For many ancient philosophers, embracing solitude and approaching “the alone” purifies man. Plotinus—a follower of Plato—writes, “This is the life of gods and of the godlike and blessed among men, liberation from the alien that besets us here, a life taking no pleasure in the things of the earth, passing from the alone to the alone.” This mystical account of the acquisition of knowledge describes how Plotinus views the human condition and ultimately man’s final end. For Plotinus, the human person pursues knowledge, since he is, after all, a rational creature and capable of knowing things as they truly are. Ultimately, though, man will find peace only by drawing in upon himself and thereby mystically returning to the One, the source of all things.

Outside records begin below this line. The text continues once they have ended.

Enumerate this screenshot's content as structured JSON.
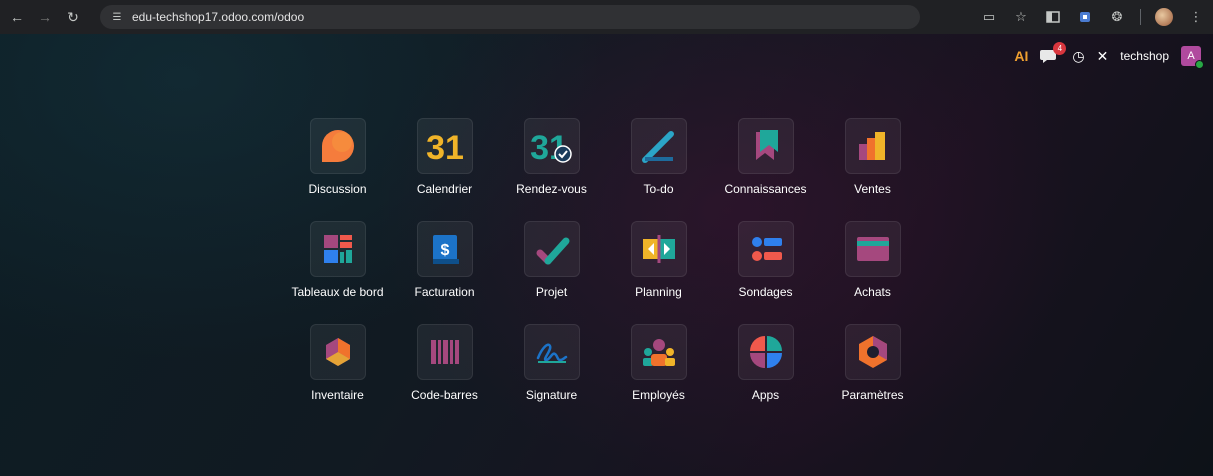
{
  "browser": {
    "url": "edu-techshop17.odoo.com/odoo",
    "back_icon": "arrow-left-icon",
    "forward_icon": "arrow-right-icon",
    "reload_icon": "reload-icon"
  },
  "systray": {
    "ai_label": "AI",
    "chat_badge": "4",
    "company": "techshop",
    "user_initial": "A",
    "colors": {
      "ai": "#f0a030",
      "badge": "#d9363e",
      "avatar": "#b04a9e",
      "online": "#28a745"
    }
  },
  "apps": [
    {
      "label": "Discussion",
      "icon": "discussion-icon"
    },
    {
      "label": "Calendrier",
      "icon": "calendar-icon",
      "glyph": "31"
    },
    {
      "label": "Rendez-vous",
      "icon": "appointment-icon",
      "glyph": "31"
    },
    {
      "label": "To-do",
      "icon": "todo-icon"
    },
    {
      "label": "Connaissances",
      "icon": "knowledge-icon"
    },
    {
      "label": "Ventes",
      "icon": "sales-icon"
    },
    {
      "label": "Tableaux de bord",
      "icon": "dashboard-icon"
    },
    {
      "label": "Facturation",
      "icon": "invoicing-icon",
      "glyph": "$"
    },
    {
      "label": "Projet",
      "icon": "project-icon"
    },
    {
      "label": "Planning",
      "icon": "planning-icon"
    },
    {
      "label": "Sondages",
      "icon": "surveys-icon"
    },
    {
      "label": "Achats",
      "icon": "purchase-icon"
    },
    {
      "label": "Inventaire",
      "icon": "inventory-icon"
    },
    {
      "label": "Code-barres",
      "icon": "barcode-icon"
    },
    {
      "label": "Signature",
      "icon": "signature-icon"
    },
    {
      "label": "Employés",
      "icon": "employees-icon"
    },
    {
      "label": "Apps",
      "icon": "apps-icon"
    },
    {
      "label": "Paramètres",
      "icon": "settings-icon"
    }
  ]
}
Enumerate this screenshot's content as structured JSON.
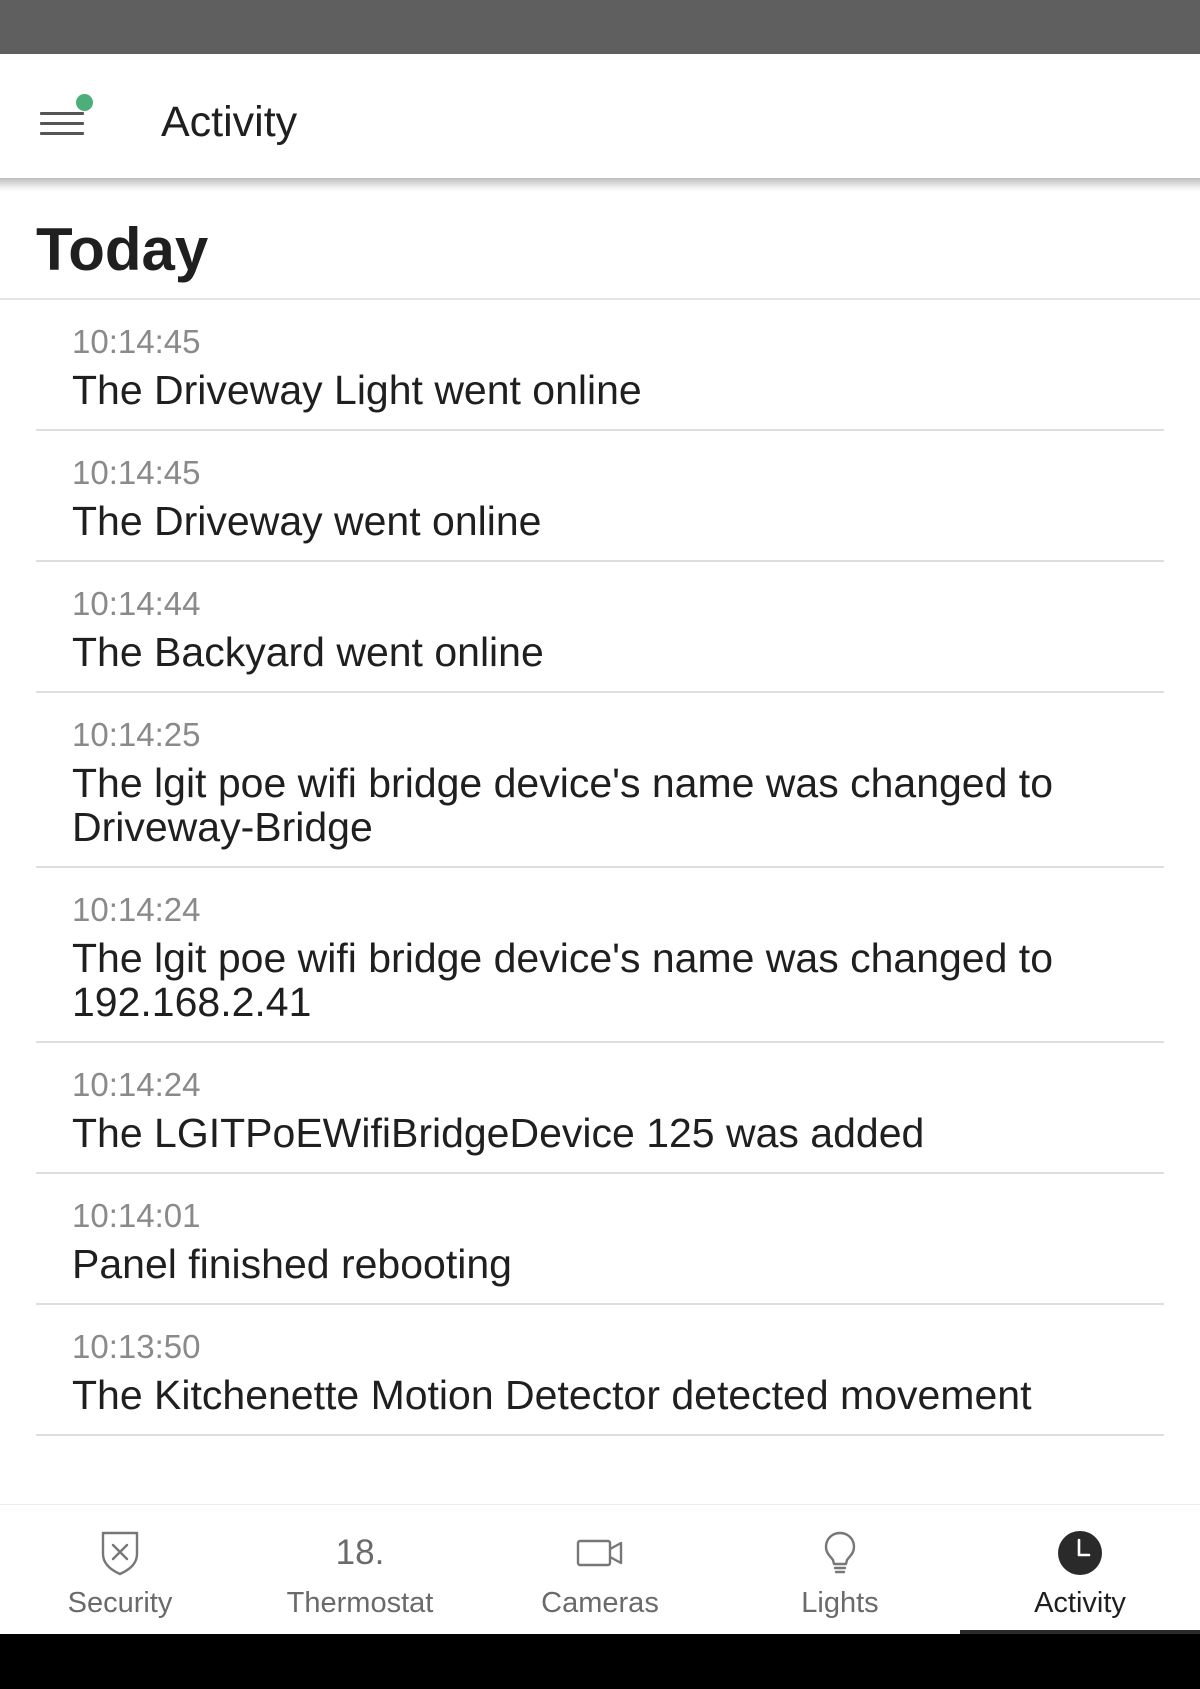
{
  "app_bar": {
    "title": "Activity",
    "notification_dot_color": "#4caf7a"
  },
  "section": {
    "label": "Today"
  },
  "activity": [
    {
      "time": "10:14:45",
      "message": "The Driveway Light went online"
    },
    {
      "time": "10:14:45",
      "message": "The Driveway went online"
    },
    {
      "time": "10:14:44",
      "message": "The Backyard went online"
    },
    {
      "time": "10:14:25",
      "message": "The lgit poe wifi bridge device's name was changed to Driveway-Bridge"
    },
    {
      "time": "10:14:24",
      "message": "The lgit poe wifi bridge device's name was changed to 192.168.2.41"
    },
    {
      "time": "10:14:24",
      "message": "The LGITPoEWifiBridgeDevice 125 was added"
    },
    {
      "time": "10:14:01",
      "message": "Panel finished rebooting"
    },
    {
      "time": "10:13:50",
      "message": "The Kitchenette Motion Detector detected movement"
    }
  ],
  "bottom_nav": {
    "items": [
      {
        "label": "Security",
        "icon": "shield-x-icon"
      },
      {
        "label": "Thermostat",
        "value": "18."
      },
      {
        "label": "Cameras",
        "icon": "video-camera-icon"
      },
      {
        "label": "Lights",
        "icon": "lightbulb-icon"
      },
      {
        "label": "Activity",
        "icon": "clock-icon",
        "active": true
      }
    ]
  }
}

For Saint Augustine, on the other hand, something markedly different happens in the Christian life. As one who admires and reflects much of the thought of Plotinus, Augustine offers a radical re-interpretation of Plotinus’s teaching, in light of the Gospel. For Saint Augustine, the human person finds rest not in being alone, but by being alone with.
Perhaps the most beautiful example of this line of thinking in Augustine comes from his Confessions. Just before the death of his mother, Saint Monica, Augustine describes a mystical experience they shared together at the port of Ostia. He writes,
We proceeded step by step through all bodily things up to that heaven whence shine the sun and the moon and the stars down upon the earth. We ascended higher yet by means of inward thought and discourse and admiration of [God’s] works, and we came up to our own minds. We transcended them, so that we attained to the region of abundance that never fails, in which [God] feed[s] Israel forever upon the food of truth, and where is that Wisdom by which all these things are made, both which have been and which are to be.

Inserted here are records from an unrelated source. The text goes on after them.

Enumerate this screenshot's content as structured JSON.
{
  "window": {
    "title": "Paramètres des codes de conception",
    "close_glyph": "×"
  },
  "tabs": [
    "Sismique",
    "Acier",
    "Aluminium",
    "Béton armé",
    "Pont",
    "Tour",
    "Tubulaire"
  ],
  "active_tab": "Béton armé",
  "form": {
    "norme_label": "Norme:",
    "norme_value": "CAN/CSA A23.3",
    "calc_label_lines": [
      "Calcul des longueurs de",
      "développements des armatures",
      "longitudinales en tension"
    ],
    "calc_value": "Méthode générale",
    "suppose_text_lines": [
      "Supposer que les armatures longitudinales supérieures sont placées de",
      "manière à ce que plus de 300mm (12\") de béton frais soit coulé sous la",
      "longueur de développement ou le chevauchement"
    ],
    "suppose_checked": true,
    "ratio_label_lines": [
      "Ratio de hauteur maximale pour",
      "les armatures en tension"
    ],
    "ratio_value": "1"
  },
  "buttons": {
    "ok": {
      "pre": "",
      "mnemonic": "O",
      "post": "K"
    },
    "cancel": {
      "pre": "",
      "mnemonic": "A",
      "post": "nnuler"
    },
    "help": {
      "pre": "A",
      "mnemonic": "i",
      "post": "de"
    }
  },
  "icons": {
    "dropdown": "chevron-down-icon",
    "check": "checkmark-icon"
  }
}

The beautiful language of Augustine conveys not only the overwhelming nature of the experience, but also a truth at the very core of Christianity. Christians never live out their call of discipleship alone in a solitary vacuum. Even hermits are bound by their prayers and by a particular relationship with Christ to the community of believers.
For Augustine, to be Christian means that we are never truly alone. As he recounts his vision, he tells his readers, “We were alone, conversing together most tenderly.” Augustine shared perhaps the most absorbing mystical experience of his life with his mother. They were by themselves, together, but not isolated.
The Christian tradition vividly teaches this truth expressed by Augustine. The clarion call to live lives imbued with charity demands the companionship of family and community. Discipleship means joining with the other members of the body, working alongside the other laborers in the vineyard. In a truly mysterious way, intimately coming to know the revelation of God calls us Christians out of ourselves. United in Christ, fellow believers standing side by side, together we climb ever onward toward the eternal place where we shall see God as he is.